December is an incredibly busy time for most, but especially if you’re a musician – and perhaps even more so if you’re a musician AND a student. Regardless of the music itself, the UNC Jazz Band should be commended for playing a semester-ending concert right in the middle of finals week. However, the quality of their performance belied the academic calendar. Led by Jim Ketch (UNC’s Director of Jazz Studies), the UNC Jazz Band performed a fun and festive concert full of Christmas favorites.

Although nearly all the pieces on the program featured at least one soloist (and usually more than one), the band showed a tremendous amount of synchronicity, and very rarely did the levels sound imbalanced between ensemble and soloist. Notable solo moments included Nick Sengstaken (tenor sax) in “Let It Snow,” Anne Bennett (alto sax) in the final piece, “Go Tell It On the Mountain,” and pianist Julian Lambert throughout (particularly in the contemporary Gordon Goodwin arrangement, “Yo! Tannenbaum”). This Goodwin piece that closed the first half was particularly enjoyable, beginning deceivingly with a brass-centric hymn texture before diving into two tempo changes and a sense of freedom that made the whole band shine.

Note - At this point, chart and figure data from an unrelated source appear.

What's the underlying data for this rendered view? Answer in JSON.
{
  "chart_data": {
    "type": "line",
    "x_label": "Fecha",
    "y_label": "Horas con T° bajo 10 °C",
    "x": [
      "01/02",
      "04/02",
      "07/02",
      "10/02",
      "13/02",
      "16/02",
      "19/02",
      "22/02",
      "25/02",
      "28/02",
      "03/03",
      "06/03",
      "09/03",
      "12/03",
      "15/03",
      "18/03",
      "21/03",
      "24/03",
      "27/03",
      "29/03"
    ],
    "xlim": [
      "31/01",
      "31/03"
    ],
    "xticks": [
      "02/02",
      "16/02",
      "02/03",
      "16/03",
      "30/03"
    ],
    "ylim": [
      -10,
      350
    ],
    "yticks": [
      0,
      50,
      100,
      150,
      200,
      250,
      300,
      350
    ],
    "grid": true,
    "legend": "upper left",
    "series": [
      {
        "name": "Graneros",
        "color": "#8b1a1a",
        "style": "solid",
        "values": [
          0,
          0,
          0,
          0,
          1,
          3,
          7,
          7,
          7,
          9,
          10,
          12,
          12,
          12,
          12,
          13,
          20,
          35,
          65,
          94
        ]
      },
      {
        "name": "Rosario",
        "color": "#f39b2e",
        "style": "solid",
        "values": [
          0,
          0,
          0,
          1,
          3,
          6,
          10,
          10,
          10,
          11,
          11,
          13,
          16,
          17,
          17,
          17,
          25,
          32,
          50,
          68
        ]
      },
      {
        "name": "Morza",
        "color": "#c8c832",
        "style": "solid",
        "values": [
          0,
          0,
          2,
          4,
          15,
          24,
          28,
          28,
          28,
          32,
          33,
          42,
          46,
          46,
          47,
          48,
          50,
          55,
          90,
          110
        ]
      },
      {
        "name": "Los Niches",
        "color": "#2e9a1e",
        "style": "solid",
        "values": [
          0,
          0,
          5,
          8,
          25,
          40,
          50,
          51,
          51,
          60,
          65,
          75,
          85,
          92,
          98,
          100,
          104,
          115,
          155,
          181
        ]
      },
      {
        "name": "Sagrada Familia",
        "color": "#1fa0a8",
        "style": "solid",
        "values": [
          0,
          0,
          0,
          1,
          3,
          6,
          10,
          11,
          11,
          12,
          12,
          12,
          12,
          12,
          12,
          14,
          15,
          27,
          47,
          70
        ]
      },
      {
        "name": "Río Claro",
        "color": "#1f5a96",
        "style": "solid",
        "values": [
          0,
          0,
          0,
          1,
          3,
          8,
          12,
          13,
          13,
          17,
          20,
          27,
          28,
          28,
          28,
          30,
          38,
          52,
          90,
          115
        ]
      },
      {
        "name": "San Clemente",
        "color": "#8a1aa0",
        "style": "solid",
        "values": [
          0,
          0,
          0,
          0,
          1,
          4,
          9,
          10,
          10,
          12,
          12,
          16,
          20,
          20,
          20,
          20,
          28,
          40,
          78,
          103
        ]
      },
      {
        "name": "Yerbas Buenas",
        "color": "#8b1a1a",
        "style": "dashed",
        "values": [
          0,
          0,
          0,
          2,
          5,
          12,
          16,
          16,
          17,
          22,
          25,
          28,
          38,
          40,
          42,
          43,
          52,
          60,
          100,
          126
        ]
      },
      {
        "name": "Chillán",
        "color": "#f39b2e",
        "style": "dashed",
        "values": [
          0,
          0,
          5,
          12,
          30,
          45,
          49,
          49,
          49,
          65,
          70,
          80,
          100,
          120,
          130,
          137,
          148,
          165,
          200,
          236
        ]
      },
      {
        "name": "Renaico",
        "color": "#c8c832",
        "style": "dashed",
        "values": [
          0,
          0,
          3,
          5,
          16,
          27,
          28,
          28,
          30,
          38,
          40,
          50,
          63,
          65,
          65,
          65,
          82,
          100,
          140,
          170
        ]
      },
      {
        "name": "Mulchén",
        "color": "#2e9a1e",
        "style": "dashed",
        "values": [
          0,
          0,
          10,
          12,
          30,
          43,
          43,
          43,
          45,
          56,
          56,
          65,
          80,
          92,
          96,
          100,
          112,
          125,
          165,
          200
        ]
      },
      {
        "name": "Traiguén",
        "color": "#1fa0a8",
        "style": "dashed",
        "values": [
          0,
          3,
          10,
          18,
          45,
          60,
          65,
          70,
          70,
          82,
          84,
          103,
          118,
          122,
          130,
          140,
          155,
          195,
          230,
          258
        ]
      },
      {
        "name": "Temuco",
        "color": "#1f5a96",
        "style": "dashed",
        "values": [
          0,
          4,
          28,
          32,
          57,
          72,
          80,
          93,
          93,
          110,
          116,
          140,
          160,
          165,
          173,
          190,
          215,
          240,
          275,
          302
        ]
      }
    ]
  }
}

Special guest and trumpet soloist Ken McGee joined the UNC Jazz Band (and his daughter Renee) to play Tom Kubis’ gospel-like mashup of “O Come all Ye Faithful/O Little Town of Bethlehem.” The two trumpeters each took one side of the combo, with solos that seemed to climb higher and higher to the end. Not only is Ken McGee a father to Renee, he also happens to be the current leader of the US Army Blues as well as a former lead trumpet soloist with the US Army Band.

While some of the Christmas arrangements performed started out predictably but soon delved into freewheeling, swing jazz, a few arrangements were more straightforward and featured vocalist Ramunė Marcinkevičiūtė. Her gently nuanced vocals fit well with Jerry Novak’s romantic arrangement of Mel Thorne’s “The Christmas Song” before showing a more upbeat style later on with a bit of scat singing in “Jingle Bells.”

Despite having a concert of entirely winter/Christmas themed music, the holiday spirit never got too tiresome, thanks to the skill of the UNC Jazz Band and Ketch’s easy-going yet firm leadership. For many in the audience, this performance was probably a great kickstart to a month of listening to holiday favorites. (For these musicians, the holiday spirit started at the first rehearsal!)